I have been trying to culture green water with no luck
I have tried water from a pond to start it
Fish tank water, and even water from a plant pot that had tons of algae growing in it and all I wind up with is clear water after 5 days of intense lighting.
I have tried adding dirt, fish food, even tried manure as suggested from a few web sites.
Any ideas as to what I am doing wrong?


----------



## emc7 (Jul 23, 2005)

Start with old fish tank water, a little alkaline, put in a glass jar, drop in an algae wafer and place in the sunlight and hope for the best. Every culture I bought died. But I have green water and daphnia in the kitchen on a plant stand in big glass mug. Seems to be a lot of luck to get a strain of algae that likes your conditions.


----------



## fish_guy (Mar 6, 2008)

I guess so 
I have tried the algae wafers with no luck yet
Hopefully when it gets warmer out I can get some going on my deck
I have been trying 180 wats of light from my PC system that I had on my planted tank
You would think that would be enough light to start a culture


----------



## TheOldSalt (Jan 28, 2005)

Hmmm... 

Swimming at the surface, do you by chance see oodles of tiny little gray specks gliding around near the edges? Paramecia are often one of the first things you get, but they can gobble up all the algae in pretty short order.
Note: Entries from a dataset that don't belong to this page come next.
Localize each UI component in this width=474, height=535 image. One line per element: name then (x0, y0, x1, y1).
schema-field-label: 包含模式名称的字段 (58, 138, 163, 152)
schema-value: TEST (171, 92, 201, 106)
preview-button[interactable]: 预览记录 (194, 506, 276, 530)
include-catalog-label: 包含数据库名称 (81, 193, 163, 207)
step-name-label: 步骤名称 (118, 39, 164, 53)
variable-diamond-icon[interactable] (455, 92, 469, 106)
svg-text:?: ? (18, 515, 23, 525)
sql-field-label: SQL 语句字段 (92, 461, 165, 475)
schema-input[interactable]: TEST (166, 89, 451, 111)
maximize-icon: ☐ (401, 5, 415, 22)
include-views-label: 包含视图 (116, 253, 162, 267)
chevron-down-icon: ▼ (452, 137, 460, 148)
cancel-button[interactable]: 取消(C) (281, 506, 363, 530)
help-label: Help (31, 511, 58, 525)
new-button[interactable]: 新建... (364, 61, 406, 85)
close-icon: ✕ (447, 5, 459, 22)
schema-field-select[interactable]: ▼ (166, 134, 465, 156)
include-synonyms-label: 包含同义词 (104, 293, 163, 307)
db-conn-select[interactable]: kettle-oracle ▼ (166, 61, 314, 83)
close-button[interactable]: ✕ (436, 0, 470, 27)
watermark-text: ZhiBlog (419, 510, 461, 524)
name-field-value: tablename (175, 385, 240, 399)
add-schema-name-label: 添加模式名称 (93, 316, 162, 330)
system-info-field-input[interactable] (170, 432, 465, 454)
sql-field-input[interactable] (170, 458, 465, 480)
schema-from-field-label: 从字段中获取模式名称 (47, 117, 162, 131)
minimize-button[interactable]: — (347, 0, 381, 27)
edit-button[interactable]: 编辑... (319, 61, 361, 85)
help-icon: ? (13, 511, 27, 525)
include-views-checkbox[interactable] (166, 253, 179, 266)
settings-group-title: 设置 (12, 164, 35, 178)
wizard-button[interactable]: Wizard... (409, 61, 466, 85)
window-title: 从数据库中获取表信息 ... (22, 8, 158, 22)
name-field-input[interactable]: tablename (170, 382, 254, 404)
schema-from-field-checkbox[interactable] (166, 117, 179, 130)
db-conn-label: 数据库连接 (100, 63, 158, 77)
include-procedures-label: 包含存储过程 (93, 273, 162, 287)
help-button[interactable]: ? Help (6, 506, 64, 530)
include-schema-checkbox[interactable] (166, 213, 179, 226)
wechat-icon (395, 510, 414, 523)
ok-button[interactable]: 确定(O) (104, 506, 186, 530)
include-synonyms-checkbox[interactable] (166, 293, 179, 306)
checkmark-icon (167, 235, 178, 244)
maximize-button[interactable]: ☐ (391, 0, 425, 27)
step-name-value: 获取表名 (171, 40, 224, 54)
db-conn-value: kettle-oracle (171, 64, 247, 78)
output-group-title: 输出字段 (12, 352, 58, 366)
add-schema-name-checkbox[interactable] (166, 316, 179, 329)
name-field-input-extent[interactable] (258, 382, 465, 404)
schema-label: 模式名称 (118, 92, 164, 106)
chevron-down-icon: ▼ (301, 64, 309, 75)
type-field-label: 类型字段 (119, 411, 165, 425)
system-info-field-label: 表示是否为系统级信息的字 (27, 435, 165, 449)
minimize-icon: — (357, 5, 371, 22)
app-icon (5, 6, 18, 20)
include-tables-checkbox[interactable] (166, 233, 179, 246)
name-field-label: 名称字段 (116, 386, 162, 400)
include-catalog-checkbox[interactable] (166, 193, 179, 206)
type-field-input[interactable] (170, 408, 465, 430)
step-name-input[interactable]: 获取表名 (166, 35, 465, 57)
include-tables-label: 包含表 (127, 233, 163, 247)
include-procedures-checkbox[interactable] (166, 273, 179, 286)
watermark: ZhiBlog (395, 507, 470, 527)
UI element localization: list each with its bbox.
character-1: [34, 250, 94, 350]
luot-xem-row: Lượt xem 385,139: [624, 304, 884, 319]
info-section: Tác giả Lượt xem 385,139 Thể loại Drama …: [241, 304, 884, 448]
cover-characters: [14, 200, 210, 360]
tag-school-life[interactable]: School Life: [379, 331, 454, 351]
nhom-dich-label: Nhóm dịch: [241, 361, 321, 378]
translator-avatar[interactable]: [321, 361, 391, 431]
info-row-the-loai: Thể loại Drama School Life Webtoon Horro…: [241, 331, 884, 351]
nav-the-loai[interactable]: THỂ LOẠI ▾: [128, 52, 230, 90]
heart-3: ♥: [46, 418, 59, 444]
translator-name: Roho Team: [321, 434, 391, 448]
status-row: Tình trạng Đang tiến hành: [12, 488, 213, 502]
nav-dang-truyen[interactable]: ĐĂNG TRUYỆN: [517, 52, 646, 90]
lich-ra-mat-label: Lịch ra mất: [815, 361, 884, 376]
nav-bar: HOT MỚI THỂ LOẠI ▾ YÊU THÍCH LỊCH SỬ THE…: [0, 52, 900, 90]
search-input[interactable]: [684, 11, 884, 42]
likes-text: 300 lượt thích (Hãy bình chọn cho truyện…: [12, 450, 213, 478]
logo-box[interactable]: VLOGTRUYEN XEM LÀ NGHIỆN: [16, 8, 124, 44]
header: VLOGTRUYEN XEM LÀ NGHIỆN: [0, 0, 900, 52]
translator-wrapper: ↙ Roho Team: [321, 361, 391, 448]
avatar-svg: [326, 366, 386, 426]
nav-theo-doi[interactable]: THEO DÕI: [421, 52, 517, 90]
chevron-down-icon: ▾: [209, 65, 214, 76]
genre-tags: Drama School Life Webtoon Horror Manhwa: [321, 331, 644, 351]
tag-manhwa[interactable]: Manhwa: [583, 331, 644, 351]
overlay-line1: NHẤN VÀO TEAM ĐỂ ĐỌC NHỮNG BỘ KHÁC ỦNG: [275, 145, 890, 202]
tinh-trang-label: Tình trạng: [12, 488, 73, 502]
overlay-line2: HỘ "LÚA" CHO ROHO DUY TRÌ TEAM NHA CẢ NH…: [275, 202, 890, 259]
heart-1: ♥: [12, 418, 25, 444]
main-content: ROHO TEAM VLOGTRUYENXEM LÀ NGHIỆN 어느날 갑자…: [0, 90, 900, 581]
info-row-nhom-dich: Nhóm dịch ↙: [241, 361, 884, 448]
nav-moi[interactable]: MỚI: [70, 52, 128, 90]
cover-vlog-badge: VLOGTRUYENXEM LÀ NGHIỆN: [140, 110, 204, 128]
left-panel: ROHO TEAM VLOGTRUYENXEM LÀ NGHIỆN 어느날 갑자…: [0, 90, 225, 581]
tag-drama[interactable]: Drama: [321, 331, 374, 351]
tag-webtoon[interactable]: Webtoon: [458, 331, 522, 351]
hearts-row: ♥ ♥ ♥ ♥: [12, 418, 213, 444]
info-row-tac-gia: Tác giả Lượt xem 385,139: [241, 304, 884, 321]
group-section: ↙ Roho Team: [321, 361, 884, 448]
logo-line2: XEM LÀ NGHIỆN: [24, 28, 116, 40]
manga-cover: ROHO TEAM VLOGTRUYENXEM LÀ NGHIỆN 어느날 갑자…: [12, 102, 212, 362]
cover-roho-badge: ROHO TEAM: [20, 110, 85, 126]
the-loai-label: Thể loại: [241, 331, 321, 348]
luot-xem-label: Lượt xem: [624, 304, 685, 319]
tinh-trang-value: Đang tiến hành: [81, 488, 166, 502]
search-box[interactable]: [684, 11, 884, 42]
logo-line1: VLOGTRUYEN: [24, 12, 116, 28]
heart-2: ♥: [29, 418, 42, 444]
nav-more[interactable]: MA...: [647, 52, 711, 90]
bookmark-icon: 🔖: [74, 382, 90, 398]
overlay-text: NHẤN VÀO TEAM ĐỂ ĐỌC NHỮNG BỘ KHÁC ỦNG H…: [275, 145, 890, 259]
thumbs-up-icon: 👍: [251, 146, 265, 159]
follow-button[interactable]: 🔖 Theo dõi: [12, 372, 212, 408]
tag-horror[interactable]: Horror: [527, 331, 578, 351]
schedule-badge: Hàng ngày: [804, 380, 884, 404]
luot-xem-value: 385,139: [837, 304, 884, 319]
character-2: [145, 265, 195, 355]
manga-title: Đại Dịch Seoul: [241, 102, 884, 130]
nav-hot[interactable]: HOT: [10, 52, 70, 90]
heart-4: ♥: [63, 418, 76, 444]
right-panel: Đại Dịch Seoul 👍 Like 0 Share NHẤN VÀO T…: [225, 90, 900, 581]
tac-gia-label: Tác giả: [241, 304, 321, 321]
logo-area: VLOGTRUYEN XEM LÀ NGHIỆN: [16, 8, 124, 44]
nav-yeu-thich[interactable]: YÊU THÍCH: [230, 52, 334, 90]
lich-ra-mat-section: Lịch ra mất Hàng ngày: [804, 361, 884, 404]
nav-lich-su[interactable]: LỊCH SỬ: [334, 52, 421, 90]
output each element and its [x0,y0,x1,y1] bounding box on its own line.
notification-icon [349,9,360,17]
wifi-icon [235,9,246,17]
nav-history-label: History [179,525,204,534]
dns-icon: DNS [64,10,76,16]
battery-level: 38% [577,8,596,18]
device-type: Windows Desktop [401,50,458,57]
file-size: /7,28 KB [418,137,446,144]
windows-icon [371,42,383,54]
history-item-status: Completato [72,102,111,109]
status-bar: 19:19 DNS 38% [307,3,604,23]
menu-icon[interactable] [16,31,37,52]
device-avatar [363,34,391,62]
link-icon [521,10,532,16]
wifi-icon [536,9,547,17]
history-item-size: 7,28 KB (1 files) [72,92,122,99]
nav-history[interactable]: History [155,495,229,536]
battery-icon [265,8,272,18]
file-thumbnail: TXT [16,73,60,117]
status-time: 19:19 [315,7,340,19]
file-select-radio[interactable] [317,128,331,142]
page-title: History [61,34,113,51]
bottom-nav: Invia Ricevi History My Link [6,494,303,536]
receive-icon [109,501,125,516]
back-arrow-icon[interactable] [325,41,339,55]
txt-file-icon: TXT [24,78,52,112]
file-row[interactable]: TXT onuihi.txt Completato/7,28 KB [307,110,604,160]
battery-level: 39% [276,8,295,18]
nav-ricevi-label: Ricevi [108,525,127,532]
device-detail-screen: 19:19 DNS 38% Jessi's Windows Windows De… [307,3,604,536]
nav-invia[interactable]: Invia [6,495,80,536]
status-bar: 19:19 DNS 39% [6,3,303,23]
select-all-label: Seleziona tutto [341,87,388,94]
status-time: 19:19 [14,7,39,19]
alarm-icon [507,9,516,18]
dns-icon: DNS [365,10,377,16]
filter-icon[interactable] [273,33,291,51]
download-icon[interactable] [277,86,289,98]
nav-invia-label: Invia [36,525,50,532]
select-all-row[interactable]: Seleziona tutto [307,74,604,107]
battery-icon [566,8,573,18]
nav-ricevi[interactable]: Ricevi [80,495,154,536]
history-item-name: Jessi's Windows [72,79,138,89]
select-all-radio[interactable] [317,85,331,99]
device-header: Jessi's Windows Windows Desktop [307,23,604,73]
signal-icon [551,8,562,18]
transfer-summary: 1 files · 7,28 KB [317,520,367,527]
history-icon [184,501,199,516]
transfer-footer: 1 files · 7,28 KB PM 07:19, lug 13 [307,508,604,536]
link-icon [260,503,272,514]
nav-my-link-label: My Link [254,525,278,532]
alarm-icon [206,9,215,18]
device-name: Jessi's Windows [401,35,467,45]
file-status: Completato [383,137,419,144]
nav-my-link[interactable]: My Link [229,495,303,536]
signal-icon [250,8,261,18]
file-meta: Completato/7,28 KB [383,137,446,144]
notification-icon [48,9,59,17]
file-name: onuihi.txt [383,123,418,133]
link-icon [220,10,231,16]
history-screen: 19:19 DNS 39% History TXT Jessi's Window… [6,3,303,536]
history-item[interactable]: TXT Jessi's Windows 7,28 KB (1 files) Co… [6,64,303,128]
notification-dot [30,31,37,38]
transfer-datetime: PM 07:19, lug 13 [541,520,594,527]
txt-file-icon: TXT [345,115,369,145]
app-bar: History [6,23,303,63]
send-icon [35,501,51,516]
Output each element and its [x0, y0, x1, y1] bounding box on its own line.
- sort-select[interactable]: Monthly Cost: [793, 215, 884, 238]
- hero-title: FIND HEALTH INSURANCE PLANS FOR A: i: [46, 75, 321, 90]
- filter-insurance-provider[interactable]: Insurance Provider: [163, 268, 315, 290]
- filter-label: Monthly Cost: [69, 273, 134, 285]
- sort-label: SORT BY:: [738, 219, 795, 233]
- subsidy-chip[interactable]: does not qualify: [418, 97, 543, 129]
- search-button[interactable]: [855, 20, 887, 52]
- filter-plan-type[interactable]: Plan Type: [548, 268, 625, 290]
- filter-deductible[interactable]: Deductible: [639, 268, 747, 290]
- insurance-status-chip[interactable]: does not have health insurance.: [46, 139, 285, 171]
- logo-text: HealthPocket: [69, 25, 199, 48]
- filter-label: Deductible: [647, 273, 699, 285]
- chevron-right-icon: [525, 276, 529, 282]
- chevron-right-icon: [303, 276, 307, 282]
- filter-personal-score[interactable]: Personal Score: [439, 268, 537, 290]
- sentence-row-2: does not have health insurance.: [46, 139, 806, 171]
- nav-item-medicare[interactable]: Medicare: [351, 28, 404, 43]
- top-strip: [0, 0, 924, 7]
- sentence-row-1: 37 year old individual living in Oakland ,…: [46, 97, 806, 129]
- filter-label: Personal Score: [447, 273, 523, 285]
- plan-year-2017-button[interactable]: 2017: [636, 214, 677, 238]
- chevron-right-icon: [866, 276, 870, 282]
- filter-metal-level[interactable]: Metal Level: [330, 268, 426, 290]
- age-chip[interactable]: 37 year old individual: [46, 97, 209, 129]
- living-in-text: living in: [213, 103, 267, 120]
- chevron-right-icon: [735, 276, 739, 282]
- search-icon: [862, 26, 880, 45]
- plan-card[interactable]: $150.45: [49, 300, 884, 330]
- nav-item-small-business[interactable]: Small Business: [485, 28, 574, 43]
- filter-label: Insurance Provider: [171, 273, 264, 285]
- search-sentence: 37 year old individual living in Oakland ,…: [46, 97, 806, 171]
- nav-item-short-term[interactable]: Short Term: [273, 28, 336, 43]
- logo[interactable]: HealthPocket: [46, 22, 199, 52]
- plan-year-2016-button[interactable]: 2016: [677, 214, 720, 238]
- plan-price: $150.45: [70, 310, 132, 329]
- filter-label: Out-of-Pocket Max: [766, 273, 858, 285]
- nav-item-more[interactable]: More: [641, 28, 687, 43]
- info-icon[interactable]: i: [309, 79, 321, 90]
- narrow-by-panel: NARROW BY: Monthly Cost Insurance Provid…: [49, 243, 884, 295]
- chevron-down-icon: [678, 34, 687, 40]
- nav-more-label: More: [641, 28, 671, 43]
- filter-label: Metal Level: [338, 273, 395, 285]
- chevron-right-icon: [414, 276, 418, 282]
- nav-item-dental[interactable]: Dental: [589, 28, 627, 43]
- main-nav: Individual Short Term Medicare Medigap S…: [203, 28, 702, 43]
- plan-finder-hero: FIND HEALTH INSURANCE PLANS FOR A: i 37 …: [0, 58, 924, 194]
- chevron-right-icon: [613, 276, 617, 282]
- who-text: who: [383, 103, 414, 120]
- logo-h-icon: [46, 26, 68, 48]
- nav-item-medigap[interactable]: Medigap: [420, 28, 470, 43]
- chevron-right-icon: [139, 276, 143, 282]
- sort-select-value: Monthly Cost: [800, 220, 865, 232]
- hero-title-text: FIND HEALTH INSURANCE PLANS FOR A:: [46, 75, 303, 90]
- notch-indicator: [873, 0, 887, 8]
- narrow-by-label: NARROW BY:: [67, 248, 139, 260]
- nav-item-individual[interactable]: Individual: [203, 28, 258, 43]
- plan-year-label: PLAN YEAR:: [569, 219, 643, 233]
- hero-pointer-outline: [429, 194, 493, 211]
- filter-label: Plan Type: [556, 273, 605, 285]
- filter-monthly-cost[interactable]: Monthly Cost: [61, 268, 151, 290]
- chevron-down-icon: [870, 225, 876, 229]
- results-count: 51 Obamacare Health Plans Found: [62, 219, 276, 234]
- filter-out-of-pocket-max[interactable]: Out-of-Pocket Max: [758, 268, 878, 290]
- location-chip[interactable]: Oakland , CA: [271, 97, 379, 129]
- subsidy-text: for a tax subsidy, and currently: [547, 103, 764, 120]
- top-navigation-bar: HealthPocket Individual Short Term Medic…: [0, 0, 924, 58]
Use the water from the tank that has lots of algae in it. That should rule out the possibility of any compounds in your water that retard algal growth.
Try to find some water plants from a pond. Put them in a jar of pond water, and drag them across the inside lip of the jar several times to scrape off anything growing on the plants. It shouldn't take long to have a jarful of very green, thick and gooey water.
Set up several jars with the fishtank water, and put just a little of this green water in each. First, though, inspect the pond water for any visible multicellular creatures. Keep them out of your cultures as they tend to devour the algae you wish to grow.
Take some grass clippings from your yard and put 6-8 in each jar.
Under some good lighting, your new cultures should turn very green, very soon. If they don't, then inspect them for visible microfauna scooting around in them. These are as good as algae for most fishfood purposes.


----------



## fish_guy (Mar 6, 2008)

thanks I will try that
I have not seen anything in the water even with magnification, but then again I may not have high enough power to see them


----------



## fish_guy (Mar 6, 2008)

Almost forgot
None of my tanks have algae in them
I have been trying to grow that also to feed to my plecos


----------



## ikevi (Jul 28, 2006)

wow, I wish I had your problem... But well I had a good jar going when I just stuck a little bit of java moss in an open jar, and left it outside and forgot about it for a month (during the summer). (Though I do have less algae than i used too, ie no more carpet algae.)


----------



## fish_guy (Mar 6, 2008)

well I use RO water for all my tanks and I seem to over filter them
It could also be the fact that I use tons of java fern and moss im my tanks so that helps.
I just gave away 4 bags of Java fern from my 75. I had enough to fill a 10 gallon tank here plus what I put back into the tank
I guess I need to post some pictures some time to show my systems


----------